L’idée forte de Bourguiba était de croire que la vraie richesse sur laquelle il faut miser et dans laquelle il faut investir, c’est l’être humain. Car les richesses naturelles, bien qu’indispensables, ne sauraient garantir à elles seules l’avenir de la société. Tel était Bourguiba et c’est cette image-là de l’homme qui a été ressuscitée lors de ces années post-révolution.
Ces dernières années, un vrai « retour à Bourguiba » a commencé à voir le jour et se manifester dans des discours politiques de différents bords idéologiques. Même les islamiste d’Ennahdha, ennemis farouches de Bourguiba, ont apporté leur contribution à ce retour.
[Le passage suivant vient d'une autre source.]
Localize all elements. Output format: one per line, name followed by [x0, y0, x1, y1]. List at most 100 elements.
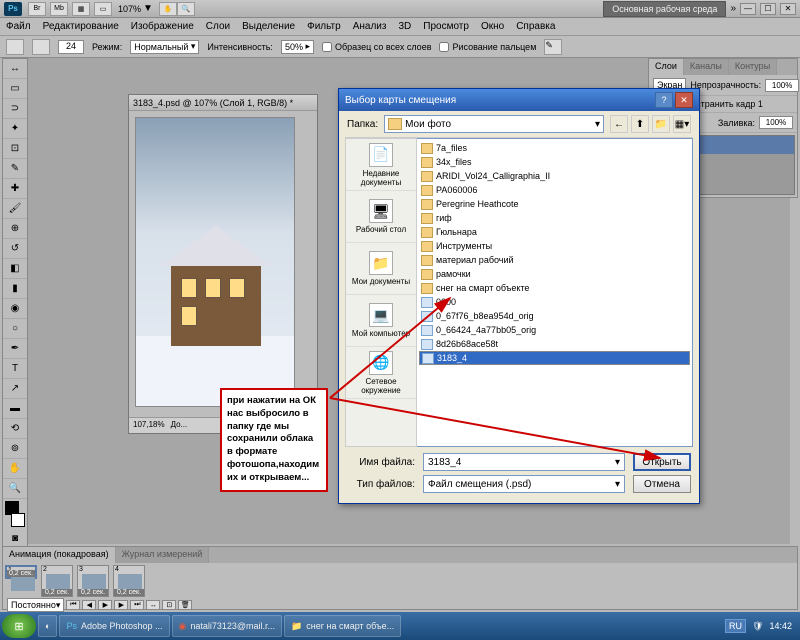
place-recent[interactable]: 📄Недавние документы — [346, 139, 416, 191]
3d-tool[interactable]: ⟲ — [3, 419, 27, 439]
hand-tool[interactable]: ✋ — [3, 459, 27, 479]
file-item[interactable]: материал рабочий — [419, 253, 690, 267]
menu-filter[interactable]: Фильтр — [307, 21, 341, 32]
brush-preview-icon[interactable] — [32, 39, 50, 55]
menu-help[interactable]: Справка — [516, 21, 555, 32]
menu-view[interactable]: Просмотр — [423, 21, 469, 32]
file-item[interactable]: Peregrine Heathcote — [419, 197, 690, 211]
menu-layers[interactable]: Слои — [206, 21, 230, 32]
finger-painting-checkbox[interactable]: Рисование пальцем — [439, 42, 536, 52]
file-item[interactable]: 7a_files — [419, 141, 690, 155]
view-icon[interactable]: ▦ — [72, 2, 90, 16]
color-swatches[interactable] — [3, 499, 27, 529]
opacity-input[interactable] — [765, 79, 799, 92]
file-item[interactable]: снег на смарт объекте — [419, 281, 690, 295]
eraser-tool[interactable]: ◧ — [3, 259, 27, 279]
next-frame-button[interactable]: ▶ — [114, 600, 128, 610]
history-brush-tool[interactable]: ↺ — [3, 239, 27, 259]
cancel-button[interactable]: Отмена — [633, 475, 691, 493]
file-item[interactable]: ARIDI_Vol24_Calligraphia_II — [419, 169, 690, 183]
up-icon[interactable]: ⬆ — [631, 115, 649, 133]
file-item[interactable]: 34x_files — [419, 155, 690, 169]
loop-select[interactable]: Постоянно▾ — [7, 598, 64, 612]
tween-button[interactable]: ↔ — [146, 600, 160, 610]
gradient-tool[interactable]: ▮ — [3, 279, 27, 299]
place-desktop[interactable]: 🖥Рабочий стол — [346, 191, 416, 243]
stamp-tool[interactable]: ⊕ — [3, 219, 27, 239]
intensity-input[interactable]: 50% ▸ — [281, 40, 314, 54]
place-computer[interactable]: 💻Мой компьютер — [346, 295, 416, 347]
dodge-tool[interactable]: ○ — [3, 319, 27, 339]
new-frame-button[interactable]: ⊡ — [162, 600, 176, 610]
dialog-close-button[interactable]: ✕ — [675, 92, 693, 108]
document-title[interactable]: 3183_4.psd @ 107% (Слой 1, RGB/8) * — [129, 95, 317, 111]
brush-tool[interactable]: 🖌 — [3, 199, 27, 219]
brush-size-input[interactable]: 24 — [58, 40, 84, 54]
tab-channels[interactable]: Каналы — [684, 59, 729, 75]
animation-frame[interactable]: 10,2 сек. — [5, 565, 37, 579]
file-item[interactable]: Гюльнара — [419, 225, 690, 239]
open-button[interactable]: Открыть — [633, 453, 691, 471]
eyedropper-tool[interactable]: ✎ — [3, 159, 27, 179]
file-item[interactable]: 3183_4 — [419, 351, 690, 365]
animation-frame[interactable]: 30,2 сек. — [77, 565, 109, 597]
file-item[interactable]: 0_66424_4a77bb05_orig — [419, 323, 690, 337]
chevron-right-icon[interactable]: » — [730, 3, 736, 14]
start-button[interactable]: ⊞ — [2, 614, 36, 638]
close-button[interactable]: ✕ — [780, 3, 796, 15]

Tout ce beau monde politique, en mal de repères, mais surtout, en quête de légitimité, cherche à se créer, à travers Bourguiba, une identité qui permet de les ancrer dans une réalité tunisienne actuelle, marquée par les incertitudes, marque distinctive de tout processus de transition. C’est comme si, la seule certitude qui demeure intacte est cette Tunisie, conçue et bâtie par Bourguiba.
Qui sommons-nous ? Que voulons-nous faire ? Où voulons-nous aller ? Ce sont là, les questions cruciales que se posent les Tunisiens aujourd’hui. Cependant, la seule source d’inspiration pour apporter les réponses adéquates à ces interrogations est Bourguiba et son legs qui est resté vivant malgré les vicissitudes et les mauvais tours de l’Histoire.
Le projet bourguibien a bien été, à un certain moment de la transition tunisienne, menacé. Mais ces menaces, venues de la part des islamistes, et autres nationalistes arabes, se sont heurtées à une forte conscience populaire qui s’est dressée en bouclier infranchissable contre la tentation qui a animé les efforts de certains de faire table rase de l’édifice bourguibien et d’annoncer l’échec de son projet.